From: Thomas Lotze (thomas.lotze@uni-jena.de)
Date: Sat Nov 02 2002 - 09:24:06 EST
On Sat, 2 Nov 2002 07:18:43 -0000
"William Overington" <WOverington@ngo.globalnet.co.uk> wrote:
> In relation to regular Unicode the policy is that no more ligatures
> are to be encoded. My own view is that this should change. However,
> that is unlikely to do so.
I agree with you. Ligatures may have semantics that can be composed from
characters already Unicode encoded, but they are separate glyphs whose
shape cannot be inferred from that of others but has to be designed
separately and stored somewhere in a font.
> http://www.users.globalnet.co.uk/~ngo/golden.htm
Thanks, I'll look at that.
> There seems to be a lot
> of theoretical possibilities for doing ligatures with Unicode fonts
> using advanced font technology using the latest computers,
That's something I don't understand; in fact I wondered about this
before when I read Dominikus' posting where he says "It's up to a font
(or display renderer) to ligate characters."
After all, it's the typographer's decision whether to use a ligature in
a given circumstance; using ligatures is not as simple as blindly
replacing all occurrences of a character sequence by the ligature.
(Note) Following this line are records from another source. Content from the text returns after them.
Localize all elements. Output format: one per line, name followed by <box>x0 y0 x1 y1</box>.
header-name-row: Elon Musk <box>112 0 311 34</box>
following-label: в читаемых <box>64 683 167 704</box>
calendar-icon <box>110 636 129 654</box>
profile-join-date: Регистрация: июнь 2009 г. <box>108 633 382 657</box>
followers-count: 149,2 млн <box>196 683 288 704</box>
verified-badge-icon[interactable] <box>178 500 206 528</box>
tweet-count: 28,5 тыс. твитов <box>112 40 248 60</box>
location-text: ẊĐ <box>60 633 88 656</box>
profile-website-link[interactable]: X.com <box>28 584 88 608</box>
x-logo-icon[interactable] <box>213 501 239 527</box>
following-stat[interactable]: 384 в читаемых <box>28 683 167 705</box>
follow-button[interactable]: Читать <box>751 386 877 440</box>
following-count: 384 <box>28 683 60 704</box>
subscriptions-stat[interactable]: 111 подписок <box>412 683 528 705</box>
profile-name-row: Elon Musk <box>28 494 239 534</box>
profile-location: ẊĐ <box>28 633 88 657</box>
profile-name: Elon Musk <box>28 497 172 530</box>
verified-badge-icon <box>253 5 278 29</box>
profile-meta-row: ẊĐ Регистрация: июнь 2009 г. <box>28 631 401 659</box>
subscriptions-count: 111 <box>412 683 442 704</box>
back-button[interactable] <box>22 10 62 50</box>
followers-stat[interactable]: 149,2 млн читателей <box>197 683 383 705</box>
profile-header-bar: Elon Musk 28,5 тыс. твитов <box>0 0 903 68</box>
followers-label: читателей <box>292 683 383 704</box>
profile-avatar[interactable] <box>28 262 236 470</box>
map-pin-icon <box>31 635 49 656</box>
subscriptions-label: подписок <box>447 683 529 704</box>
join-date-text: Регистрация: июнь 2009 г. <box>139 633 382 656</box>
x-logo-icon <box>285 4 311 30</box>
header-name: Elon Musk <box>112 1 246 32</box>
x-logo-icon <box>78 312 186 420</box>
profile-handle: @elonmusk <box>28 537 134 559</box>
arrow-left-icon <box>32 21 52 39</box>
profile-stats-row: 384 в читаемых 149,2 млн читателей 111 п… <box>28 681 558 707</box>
So, a
font cannot possibly be made repsonsible for ligature handling since it
doesn't know where to use a ligature; that knowledge can only reside
within the typeset document. The font can only contain the glyph shape
of the ligature, to be used where the typographer thinks it's
appropriate.
> Indeed, it seems more likely that one
> would need to use a Fraktur font with ligatures encoded with a code
> number below 255,
Why below 255?
Thank you for your interesting response.